Governments recognised the 'full potential of increased productivity in contributing to food security, adaptation and adaptation co-benefits as well as enhancing carbon sinks' and that the continued involvement of financing entities is important to ensuring much more action on the ground.

In the final congratulatory session full of tired negotiators, the NFU spoke on behalf of the Constituency to signal farmers’ continuing support and expertise available to the process. A happy (but weary) agriculture family indeed.

This came on the back of detailed technical discussions on how improvements in nutrient use and manure management can help to build sustainable and resilient agricultural systems. 
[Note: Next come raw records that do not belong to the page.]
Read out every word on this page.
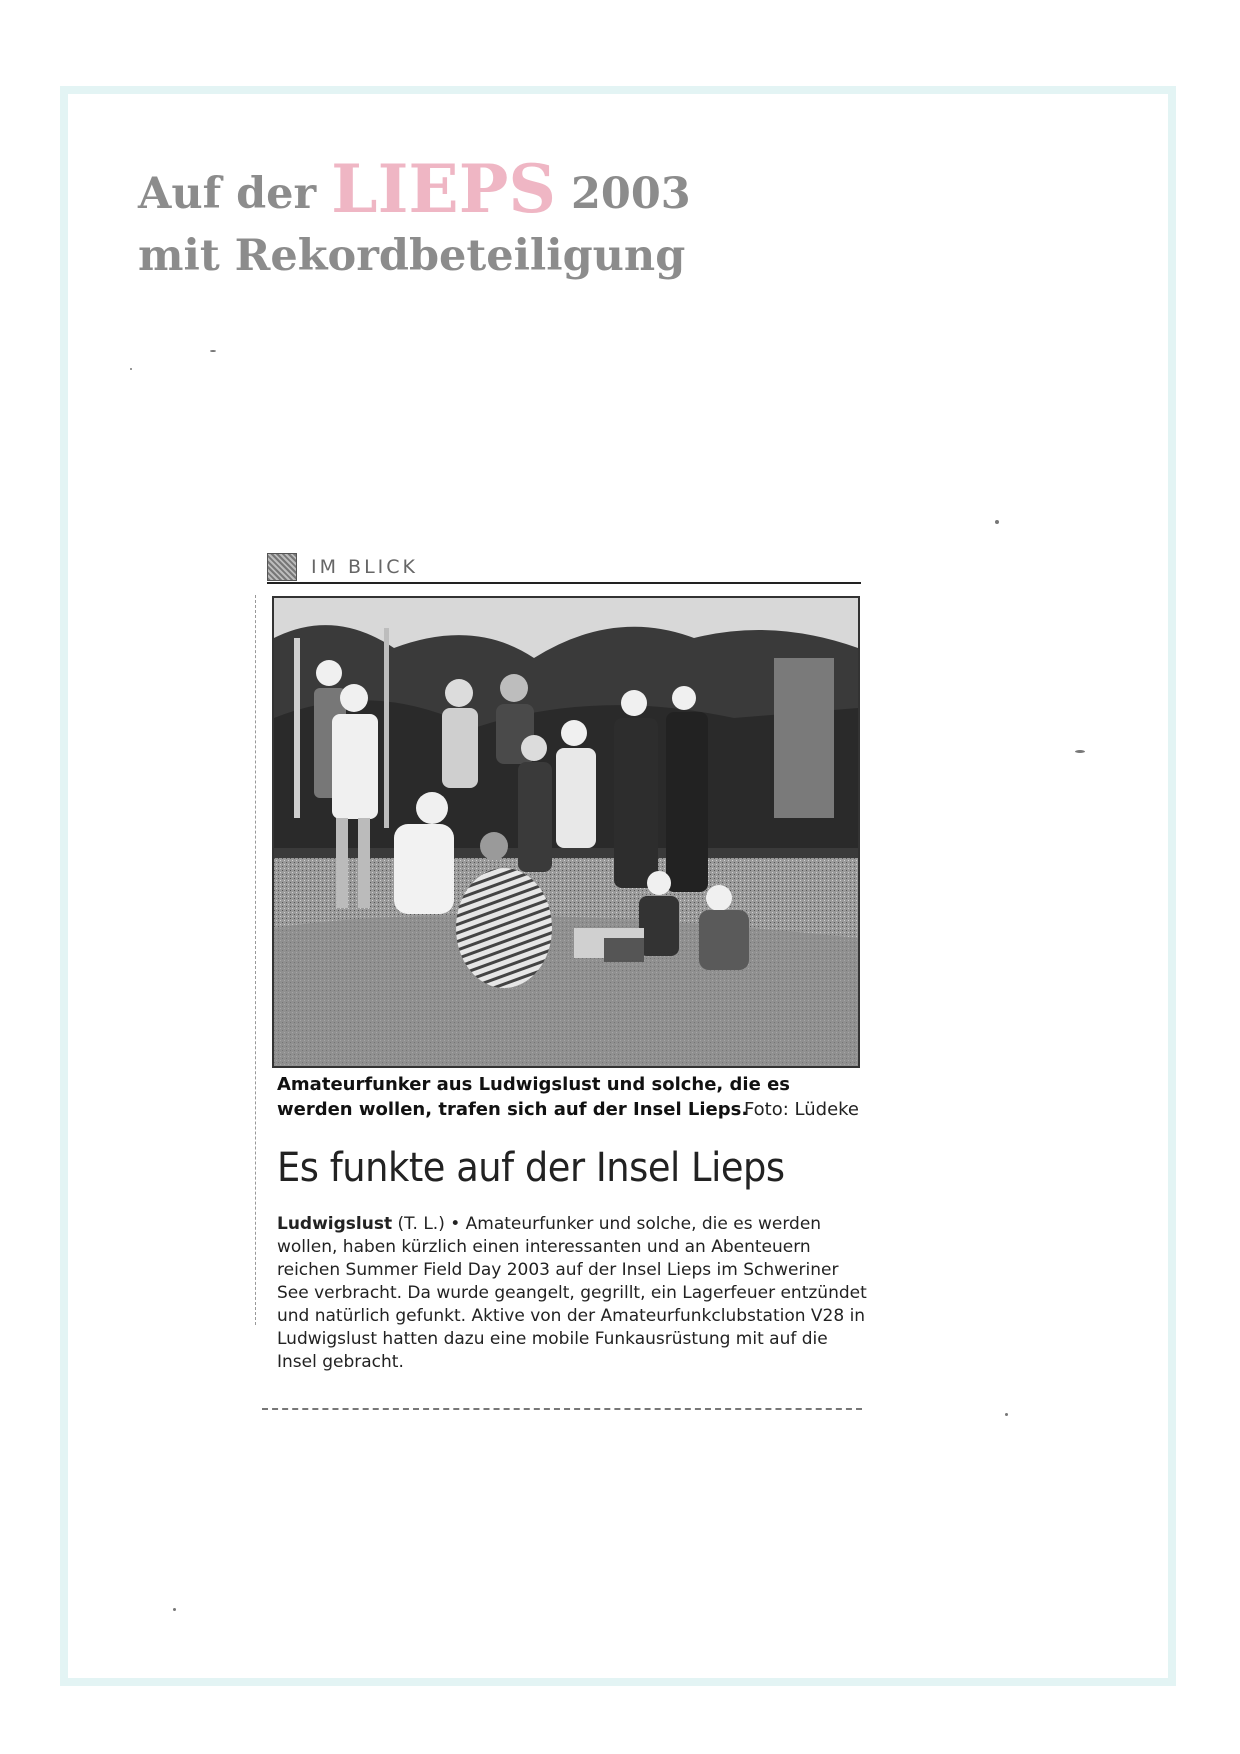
Auf der LIEPS 2003
mit Rekordbeteiligung
IM BLICK
Amateurfunker aus Ludwigslust und solche, die es werden wollen, trafen sich auf der Insel Lieps.
Foto: Lüdeke
Es funkte auf der Insel Lieps
Ludwigslust (T. L.) • Amateurfunker und solche, die es werden wollen, haben kürzlich einen interessanten und an Abenteuern reichen Summer Field Day 2003 auf der Insel Lieps im Schweriner See verbracht. Da wurde geangelt, gegrillt, ein Lagerfeuer entzündet und natürlich gefunkt. Aktive von der Amateurfunkclubstation V28 in Ludwigslust hatten dazu eine mobile Funkausrüstung mit auf die Insel gebracht.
The Constituency was represented by Brenda, a young farmer from South Africa, and Francisco, a farmer from Chile. Brenda farms over 1,000 hectares across two enterprises - livestock (cattle, goats, pigs and game) and crops (grains and vegetables). The manure from the cattle is a valuable source of nutrients for the crops and it’s only after comprehensive soil testing that Brenda adds inorganic fertiliser. Francisco has a small organic mixed farm of sheep and walnuts. He composts the manure to make nutrients more available to the tree crop. Despite their different circumstances, both farmers spoke positively about the value of livestock manure, of nutrient planning, management and testing, and the importance of farm-specific advice.

What next?

The entirety of the Koronivia work is due to report at the COP next year in Glasgow

This is an opportunity for the UK government to work with the NFU to showcase the best of British farming.